Of Dizzy's points the one that stood out to me too was (2) The 'lone junior official' theory. It's hard to imagine that the type of system that this data would be held on would have a 'dump all production data to multiple removable media' option accessible to the type of person the NAO would have initally contacted and it's hard to believe there were not several people directly involved in the breakdown.

I can't think of any organisation I've been involved with where an external auditor would directly contact someone with the required access rights and technical ability to produce a large data extract like this.

CDROM said...
21 Nov 2007 16:37:00  

The bigger question is why did the NAO want the full data file in the first place?

They didn't.
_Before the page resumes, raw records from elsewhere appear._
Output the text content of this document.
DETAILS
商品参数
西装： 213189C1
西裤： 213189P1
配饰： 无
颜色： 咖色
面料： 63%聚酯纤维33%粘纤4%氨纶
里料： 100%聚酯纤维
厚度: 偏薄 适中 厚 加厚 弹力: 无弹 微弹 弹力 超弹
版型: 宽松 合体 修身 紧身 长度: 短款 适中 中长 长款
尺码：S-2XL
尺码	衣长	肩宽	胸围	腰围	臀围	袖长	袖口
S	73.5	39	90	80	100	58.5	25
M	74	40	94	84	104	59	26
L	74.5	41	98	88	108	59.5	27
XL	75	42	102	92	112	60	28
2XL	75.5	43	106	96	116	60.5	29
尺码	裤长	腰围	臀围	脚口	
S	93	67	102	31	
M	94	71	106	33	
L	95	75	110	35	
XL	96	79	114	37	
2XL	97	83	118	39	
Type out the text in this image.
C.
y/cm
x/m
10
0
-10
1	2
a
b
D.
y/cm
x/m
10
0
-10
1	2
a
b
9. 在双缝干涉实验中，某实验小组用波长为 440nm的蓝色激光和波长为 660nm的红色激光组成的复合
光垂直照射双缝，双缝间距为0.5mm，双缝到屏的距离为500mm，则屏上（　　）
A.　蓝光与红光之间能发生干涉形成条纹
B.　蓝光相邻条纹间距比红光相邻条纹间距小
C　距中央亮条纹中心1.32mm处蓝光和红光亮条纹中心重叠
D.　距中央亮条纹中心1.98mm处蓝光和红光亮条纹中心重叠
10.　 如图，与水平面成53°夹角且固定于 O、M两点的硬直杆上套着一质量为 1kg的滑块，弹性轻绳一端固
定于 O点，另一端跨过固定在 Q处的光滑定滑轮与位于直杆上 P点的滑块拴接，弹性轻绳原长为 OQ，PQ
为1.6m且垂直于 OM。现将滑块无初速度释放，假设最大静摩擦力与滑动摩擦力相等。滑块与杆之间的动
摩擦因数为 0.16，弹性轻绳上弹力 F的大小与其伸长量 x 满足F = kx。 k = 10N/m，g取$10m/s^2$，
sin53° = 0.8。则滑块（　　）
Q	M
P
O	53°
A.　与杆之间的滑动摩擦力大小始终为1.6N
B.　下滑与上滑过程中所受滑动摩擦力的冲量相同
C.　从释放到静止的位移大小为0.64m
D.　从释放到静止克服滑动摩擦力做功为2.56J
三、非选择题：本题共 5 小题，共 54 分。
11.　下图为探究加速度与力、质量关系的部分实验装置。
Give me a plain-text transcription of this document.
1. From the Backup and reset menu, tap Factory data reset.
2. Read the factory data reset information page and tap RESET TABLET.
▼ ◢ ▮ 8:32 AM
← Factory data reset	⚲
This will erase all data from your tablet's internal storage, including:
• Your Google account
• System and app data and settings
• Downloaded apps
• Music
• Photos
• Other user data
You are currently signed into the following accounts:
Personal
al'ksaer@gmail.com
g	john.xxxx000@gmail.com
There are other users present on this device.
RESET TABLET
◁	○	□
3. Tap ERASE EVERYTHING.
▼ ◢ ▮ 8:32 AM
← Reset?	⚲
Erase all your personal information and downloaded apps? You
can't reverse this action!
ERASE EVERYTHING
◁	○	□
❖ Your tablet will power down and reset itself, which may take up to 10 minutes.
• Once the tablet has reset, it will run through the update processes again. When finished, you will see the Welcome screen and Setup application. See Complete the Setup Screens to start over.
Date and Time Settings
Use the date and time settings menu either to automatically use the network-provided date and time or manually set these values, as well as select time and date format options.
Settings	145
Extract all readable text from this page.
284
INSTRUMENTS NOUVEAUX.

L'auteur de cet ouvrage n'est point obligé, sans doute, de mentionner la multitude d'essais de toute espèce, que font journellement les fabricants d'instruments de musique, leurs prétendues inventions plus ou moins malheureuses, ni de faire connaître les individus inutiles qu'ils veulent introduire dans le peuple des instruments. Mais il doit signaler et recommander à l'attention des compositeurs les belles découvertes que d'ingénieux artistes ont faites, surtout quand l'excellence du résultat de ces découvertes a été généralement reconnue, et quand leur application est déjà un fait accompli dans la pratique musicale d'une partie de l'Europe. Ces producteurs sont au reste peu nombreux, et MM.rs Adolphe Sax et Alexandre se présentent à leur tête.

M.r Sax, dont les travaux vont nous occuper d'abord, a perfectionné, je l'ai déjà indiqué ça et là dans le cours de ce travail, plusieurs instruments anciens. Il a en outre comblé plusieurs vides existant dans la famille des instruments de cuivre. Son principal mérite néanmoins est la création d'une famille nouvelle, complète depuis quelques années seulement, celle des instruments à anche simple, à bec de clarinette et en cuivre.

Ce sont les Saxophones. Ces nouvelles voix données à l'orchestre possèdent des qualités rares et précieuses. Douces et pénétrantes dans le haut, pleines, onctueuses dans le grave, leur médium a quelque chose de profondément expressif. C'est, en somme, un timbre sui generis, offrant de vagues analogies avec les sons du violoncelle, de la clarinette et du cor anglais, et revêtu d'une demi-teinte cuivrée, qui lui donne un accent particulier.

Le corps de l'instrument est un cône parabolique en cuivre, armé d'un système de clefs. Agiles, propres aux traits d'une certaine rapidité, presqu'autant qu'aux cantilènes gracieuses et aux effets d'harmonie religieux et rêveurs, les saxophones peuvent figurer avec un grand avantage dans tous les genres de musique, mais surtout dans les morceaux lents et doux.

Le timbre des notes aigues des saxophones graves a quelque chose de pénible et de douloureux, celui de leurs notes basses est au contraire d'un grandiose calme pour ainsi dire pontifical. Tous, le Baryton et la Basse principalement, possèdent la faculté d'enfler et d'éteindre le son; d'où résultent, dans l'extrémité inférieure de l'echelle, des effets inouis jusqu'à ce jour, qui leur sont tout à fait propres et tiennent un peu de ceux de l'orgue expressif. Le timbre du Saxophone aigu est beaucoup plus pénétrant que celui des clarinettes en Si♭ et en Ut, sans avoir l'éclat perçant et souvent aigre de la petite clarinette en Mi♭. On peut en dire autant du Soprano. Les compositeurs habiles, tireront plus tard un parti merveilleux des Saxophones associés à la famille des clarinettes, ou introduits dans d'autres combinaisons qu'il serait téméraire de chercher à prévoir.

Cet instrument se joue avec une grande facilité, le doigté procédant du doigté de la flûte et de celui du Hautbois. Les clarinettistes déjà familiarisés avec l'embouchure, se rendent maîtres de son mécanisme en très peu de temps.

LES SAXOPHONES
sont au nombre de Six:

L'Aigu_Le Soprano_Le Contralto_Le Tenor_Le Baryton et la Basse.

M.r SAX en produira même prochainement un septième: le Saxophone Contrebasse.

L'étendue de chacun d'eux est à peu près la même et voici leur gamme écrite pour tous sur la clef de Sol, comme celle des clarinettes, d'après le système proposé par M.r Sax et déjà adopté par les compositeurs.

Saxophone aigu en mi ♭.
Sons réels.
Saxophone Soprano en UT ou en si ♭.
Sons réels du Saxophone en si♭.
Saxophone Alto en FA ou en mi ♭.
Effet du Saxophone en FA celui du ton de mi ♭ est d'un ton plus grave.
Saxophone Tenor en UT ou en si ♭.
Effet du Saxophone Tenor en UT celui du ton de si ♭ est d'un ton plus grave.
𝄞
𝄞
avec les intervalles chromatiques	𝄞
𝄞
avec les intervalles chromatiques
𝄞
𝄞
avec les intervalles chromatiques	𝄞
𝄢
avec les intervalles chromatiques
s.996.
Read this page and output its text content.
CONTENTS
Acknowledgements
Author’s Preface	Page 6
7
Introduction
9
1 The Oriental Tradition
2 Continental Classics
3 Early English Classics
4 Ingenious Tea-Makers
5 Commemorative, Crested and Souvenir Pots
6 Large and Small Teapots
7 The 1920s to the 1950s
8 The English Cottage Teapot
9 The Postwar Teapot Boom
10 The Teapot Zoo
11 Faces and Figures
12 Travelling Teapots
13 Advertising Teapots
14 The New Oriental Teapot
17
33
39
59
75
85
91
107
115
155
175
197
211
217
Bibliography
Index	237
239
The NAO requested data on only 12 random individuals, with all identifying data removed.

HMRC though it'd be best to send over the whole database "just in case"

jones! said...
22 Nov 2007 00:09:00  

if a junior official has the ability to dump all this data onto DVD, what is in place to prevent a wholesale copying of government held information by criminal gangs?

The data was safer in the hands of the Royal Mail than it was in the office where it was burnt to disc.

dreamingspire said...
22 Nov 2007 10:18:00  

Dizzy's about factual stuff, so here's a bit more: Cabinet Office has an Information Assurance policy, but depts operating what I classify as 'public administration' don't have to abide by it. Just like they don't have to have for all staff a mandatory check list of other policies and even legislation (such as Data Protection law) that they must abide by and will be examined and audited on. The whole process hasn't moved on from the days of filing cabinets and batch processors.
Dr David Everett made the point yesterday in his daily news email that these depts do not have to use the provisions of the Manual of Protective Security when they are merely handling data about citizens and businesses.
And don't blame CESG, please: they have no jurisdiction in this area.

dizzy said...
22 Nov 2007 10:24:00  

CESG? I wouldn't blame them. It seems to me that practice across Goevrnment is not thorough on these matters though. CESG should probably be strengthened even more.

Anonymous said...
22 Nov 2007 11:56:00  

I'm sure they'll announce a new CIO-type position next week. And they'll pick some twat like Alex Hilton to be that bloke.

Alex said...
22 Nov 2007 12:21:00  

Answers: No, the NAO didn't ask for the full DB. No surprise that risible troll Praguetory is wanking about this.

And yes, they are CD-Rs; the total data is given as 1.2GB. A CD-R=650MB. 650
x2=1300. I thang yew!

dizzy said...
22 Nov 2007 12:24:00  

Can you define "total data"?

dizzy said...
22 Nov 2007 12:24:00  

What I mean by that is that are you saying that was the size of the data after extraction ot raw format and then compression?